Today is Holocaust Memorial Day. It is a time to remember the people who were lost during those dark days and to keep the horror fresh in our minds so as to never allow it to happen again. Growing up, we were reminded often throughout our Jewish education to never forget.
The terrifying details of the Holocaust are so evil that it is hard to believe that one human could do these things to another human, much less on such a large scale. My grandparents luckily never had to live in a concentration camp. Their parents and siblings never had to either. That being said, both sides of my family had many, many losses. Grandparents, aunts, uncles, cousins. People who were taken from them because of hate.
My Oma grew up in a small town in Germany. Her first memory of antisemitism happened not long after Hitler came into power. She went with friends to go swimming, only to find a sign on the gate of the pool that said "No Jews". Not long after that, one of her uncles came to visit from New York. He argued vehemently with her father and forced them to move to America with him. Her father thought it was ridiculous and that the whole thing would blow over, but luckily he went anyways. My Oma was 9 when she moved to Chicago with her parents and sister. I am so grateful that they escaped Germany when they did, before it became more difficult to get a visa.

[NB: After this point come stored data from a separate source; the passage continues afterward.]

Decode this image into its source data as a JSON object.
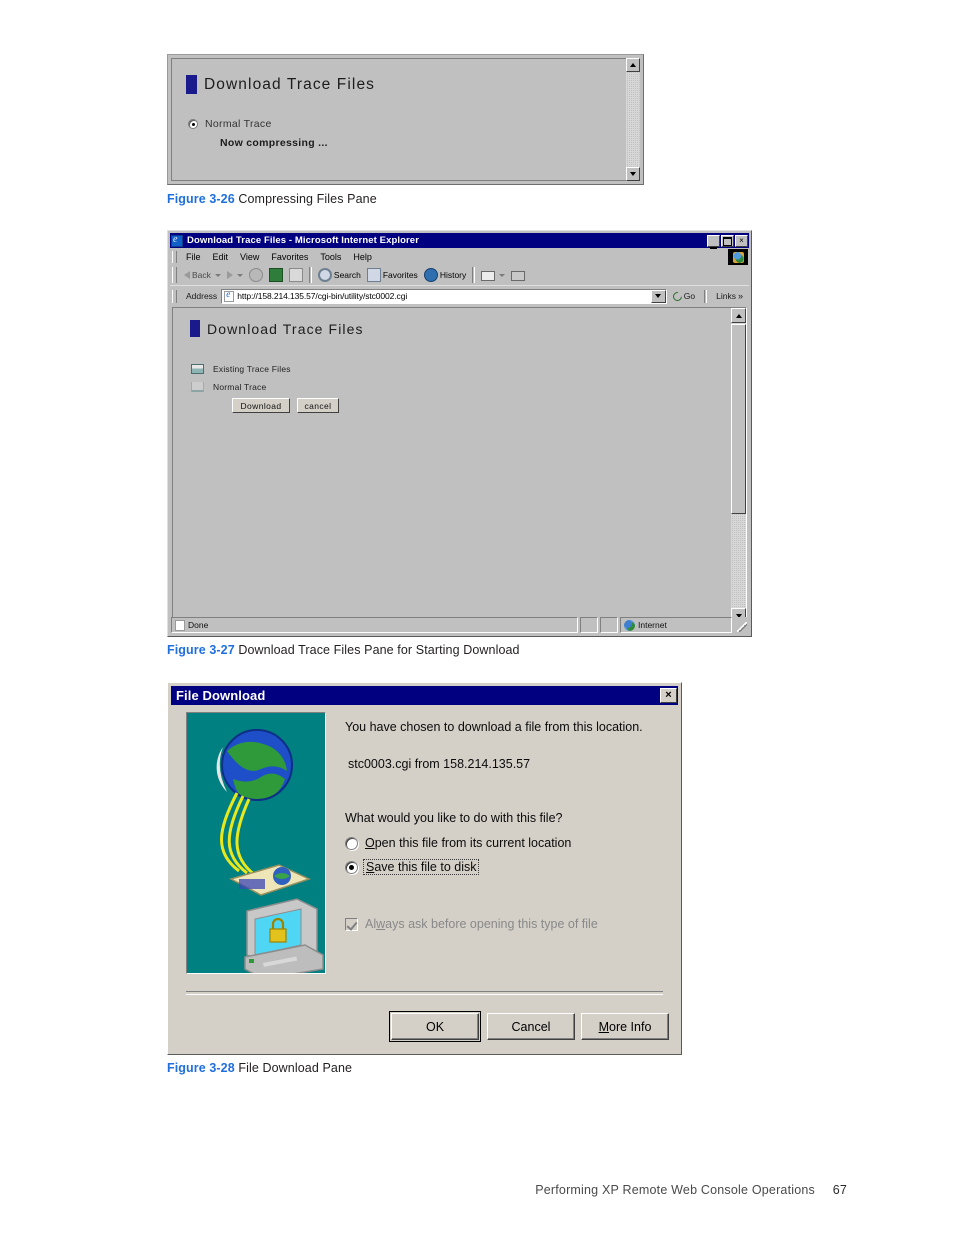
{
  "figures": [
    {
      "id": "3-26",
      "caption_number": "Figure 3-26",
      "caption_text": "Compressing Files Pane",
      "pane": {
        "title": "Download Trace Files",
        "radio_label": "Normal Trace",
        "status_text": "Now compressing ...",
        "title_marker_color": "#1a1a8c"
      }
    },
    {
      "id": "3-27",
      "caption_number": "Figure 3-27",
      "caption_text": "Download Trace Files Pane for Starting Download",
      "browser": {
        "titlebar": {
          "title": "Download Trace Files - Microsoft Internet Explorer",
          "icon": "ie-document-icon",
          "minimize": "_",
          "maximize": "□",
          "close": "×"
        },
        "menu": [
          "File",
          "Edit",
          "View",
          "Favorites",
          "Tools",
          "Help"
        ],
        "toolbar": [
          {
            "label": "Back",
            "icon": "back-arrow-icon",
            "enabled": false,
            "dropdown": true
          },
          {
            "label": "",
            "icon": "forward-arrow-icon",
            "enabled": false,
            "dropdown": true
          },
          {
            "label": "",
            "icon": "stop-icon",
            "enabled": false
          },
          {
            "label": "",
            "icon": "refresh-icon",
            "enabled": true
          },
          {
            "label": "",
            "icon": "home-icon",
            "enabled": true
          },
          {
            "label": "Search",
            "icon": "search-icon",
            "enabled": true
          },
          {
            "label": "Favorites",
            "icon": "favorites-icon",
            "enabled": true
          },
          {
            "label": "History",
            "icon": "history-icon",
            "enabled": true
          },
          {
            "label": "",
            "icon": "mail-icon",
            "enabled": true,
            "dropdown": true
          },
          {
            "label": "",
            "icon": "print-icon",
            "enabled": true
          }
        ],
        "address": {
          "label": "Address",
          "value": "http://158.214.135.57/cgi-bin/utility/stc0002.cgi",
          "go_label": "Go",
          "links_label": "Links",
          "links_chevron": "»"
        },
        "page": {
          "title": "Download Trace Files",
          "tree": [
            {
              "label": "Existing Trace Files",
              "icon": "folder-closed-icon"
            },
            {
              "label": "Normal Trace",
              "icon": "folder-open-icon"
            }
          ],
          "buttons": [
            {
              "label": "Download"
            },
            {
              "label": "cancel"
            }
          ]
        },
        "statusbar": {
          "status": "Done",
          "zone": "Internet",
          "zone_icon": "globe-icon"
        }
      }
    },
    {
      "id": "3-28",
      "caption_number": "Figure 3-28",
      "caption_text": "File Download Pane",
      "dialog": {
        "title": "File Download",
        "close_label": "×",
        "artwork": "globe-to-computer-download-illustration",
        "line1": "You have chosen to download a file from this location.",
        "line2": "stc0003.cgi  from  158.214.135.57",
        "question": "What would you like to do with this file?",
        "options": [
          {
            "label_pre": "",
            "accel": "O",
            "label_post": "pen this file from its current location",
            "selected": false,
            "disabled": false,
            "focused": false
          },
          {
            "label_pre": "",
            "accel": "S",
            "label_post": "ave this file to disk",
            "selected": true,
            "disabled": false,
            "focused": true
          }
        ],
        "checkbox": {
          "label_pre": "Al",
          "accel": "w",
          "label_post": "ays ask before opening this type of file",
          "checked": true,
          "disabled": true
        },
        "buttons": [
          {
            "label": "OK",
            "default": true
          },
          {
            "label": "Cancel",
            "default": false
          },
          {
            "label": "More Info",
            "default": false,
            "accel": "M"
          }
        ]
      }
    }
  ],
  "footer": {
    "text": "Performing XP Remote Web Console Operations",
    "page_number": "67"
  }
}
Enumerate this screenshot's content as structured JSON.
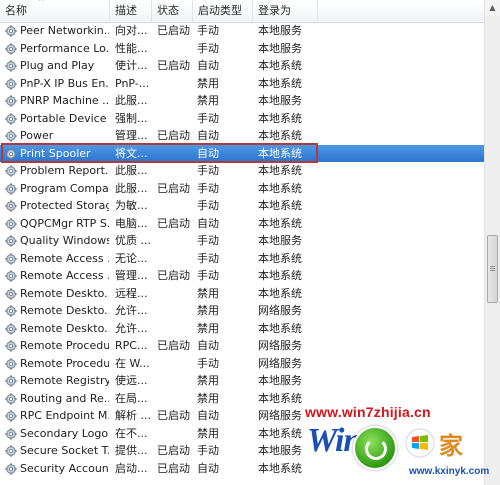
{
  "columns": [
    {
      "key": "name",
      "label": "名称"
    },
    {
      "key": "desc",
      "label": "描述"
    },
    {
      "key": "status",
      "label": "状态"
    },
    {
      "key": "startup",
      "label": "启动类型"
    },
    {
      "key": "logon",
      "label": "登录为"
    }
  ],
  "sort_indicator": "^",
  "rows": [
    {
      "name": "Peer Networkin...",
      "desc": "向对...",
      "status": "已启动",
      "startup": "手动",
      "logon": "本地服务"
    },
    {
      "name": "Performance Lo...",
      "desc": "性能...",
      "status": "",
      "startup": "手动",
      "logon": "本地服务"
    },
    {
      "name": "Plug and Play",
      "desc": "使计...",
      "status": "已启动",
      "startup": "自动",
      "logon": "本地系统"
    },
    {
      "name": "PnP-X IP Bus En...",
      "desc": "PnP-...",
      "status": "",
      "startup": "禁用",
      "logon": "本地系统"
    },
    {
      "name": "PNRP Machine ...",
      "desc": "此服...",
      "status": "",
      "startup": "禁用",
      "logon": "本地服务"
    },
    {
      "name": "Portable Device ...",
      "desc": "强制...",
      "status": "",
      "startup": "手动",
      "logon": "本地系统"
    },
    {
      "name": "Power",
      "desc": "管理...",
      "status": "已启动",
      "startup": "自动",
      "logon": "本地系统"
    },
    {
      "name": "Print Spooler",
      "desc": "将文...",
      "status": "",
      "startup": "自动",
      "logon": "本地系统",
      "selected": true
    },
    {
      "name": "Problem Report...",
      "desc": "此服...",
      "status": "",
      "startup": "手动",
      "logon": "本地系统"
    },
    {
      "name": "Program Compa...",
      "desc": "此服...",
      "status": "已启动",
      "startup": "手动",
      "logon": "本地系统"
    },
    {
      "name": "Protected Storage",
      "desc": "为敏...",
      "status": "",
      "startup": "手动",
      "logon": "本地系统"
    },
    {
      "name": "QQPCMgr RTP S...",
      "desc": "电脑...",
      "status": "已启动",
      "startup": "自动",
      "logon": "本地系统"
    },
    {
      "name": "Quality Windows...",
      "desc": "优质 ...",
      "status": "",
      "startup": "手动",
      "logon": "本地服务"
    },
    {
      "name": "Remote Access ...",
      "desc": "无论...",
      "status": "",
      "startup": "手动",
      "logon": "本地系统"
    },
    {
      "name": "Remote Access ...",
      "desc": "管理...",
      "status": "已启动",
      "startup": "手动",
      "logon": "本地系统"
    },
    {
      "name": "Remote Deskto...",
      "desc": "远程...",
      "status": "",
      "startup": "禁用",
      "logon": "本地系统"
    },
    {
      "name": "Remote Deskto...",
      "desc": "允许...",
      "status": "",
      "startup": "禁用",
      "logon": "网络服务"
    },
    {
      "name": "Remote Deskto...",
      "desc": "允许...",
      "status": "",
      "startup": "禁用",
      "logon": "本地系统"
    },
    {
      "name": "Remote Procedu...",
      "desc": "RPC...",
      "status": "已启动",
      "startup": "自动",
      "logon": "网络服务"
    },
    {
      "name": "Remote Procedu...",
      "desc": "在 W...",
      "status": "",
      "startup": "手动",
      "logon": "网络服务"
    },
    {
      "name": "Remote Registry",
      "desc": "使远...",
      "status": "",
      "startup": "禁用",
      "logon": "本地服务"
    },
    {
      "name": "Routing and Re...",
      "desc": "在局...",
      "status": "",
      "startup": "禁用",
      "logon": "本地系统"
    },
    {
      "name": "RPC Endpoint M...",
      "desc": "解析 ...",
      "status": "已启动",
      "startup": "自动",
      "logon": "网络服务"
    },
    {
      "name": "Secondary Logon",
      "desc": "在不...",
      "status": "",
      "startup": "禁用",
      "logon": "本地系统"
    },
    {
      "name": "Secure Socket T...",
      "desc": "提供...",
      "status": "已启动",
      "startup": "手动",
      "logon": "本地服务"
    },
    {
      "name": "Security Account...",
      "desc": "启动...",
      "status": "已启动",
      "startup": "自动",
      "logon": "本地系统"
    },
    {
      "name": "",
      "desc": "",
      "status": "",
      "startup": "",
      "logon": ""
    }
  ],
  "watermark": {
    "url_top": "www.win7zhijia.cn",
    "brand": "Win7",
    "cn_text": "家",
    "url_bottom": "www.kxinyk.com"
  },
  "colors": {
    "selection": "#3a83d8",
    "highlight_box": "#b33a3a",
    "watermark_red": "#d4131a"
  }
}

She has lived in Chicago for the rest of her life. I can not say enough about how incredible she is! We have always been very close. Growing up, I would get to spend weekends with her at her apartment on the 22nd floor of the high rise she lived in. I am so grateful that Gavin and Olivia get to spend time with one of my favorite people.
On Kristallnacht, he hid with his mother and sister in their apartment. His father never made it home that night. He was arrested leaving work and taken to the police department. Luckily for all of us, he knew one of the police officers from having been in the army together, so he was released instead of being transported to a concentration camp. He didn't make it home until morning, so my grandpa spent the whole night thinking his dad was gone.
My Grandpa started applying for visas to leave the country. His sister found a position as a maid in England and was able to get out. Eventually he was able to leave the country on the Kindertransport, a train that took children 17 and under to safety in England. As good as it felt to escape, he had to leave his parents behind not knowing when, or even if, he would see them again.
After awhile, visas came through for him and his sister to immigrate to America. They moved to Chicago and started working to make money to pay for his parents' boat passage. Finally their visas came through and the whole family was reunited in Chicago.
After only about a year in America, he was drafted and sent back over to Europe to fight. The stories he has about the war years are riveting. To this day he is haunted by nightmares because of the atrocities he witnessed. After liberation, he stayed in Europe and helped to round up war criminals that would be taken to the Nuremberg trials.
When he came back to Chicago, he became a very successful business owner. Since then he has worked hard and played harder. Charisma oozes out of him and he is so much fun to be around. Although he has lived in Florida my whole life, I have still always felt very close to him.
In the past few years I have started the process of interviewing him about his life story. The things that he has been through in his life, both positive and negative, are so unique and uncommon that I feel it is an important story to share. I look forward to compiling the results of our interviews into a book about him.
Both of my grandparent's stories are important to tell. My Oma is 91 and my Grandpa is 92. Their stories document a piece of history that we must never forget.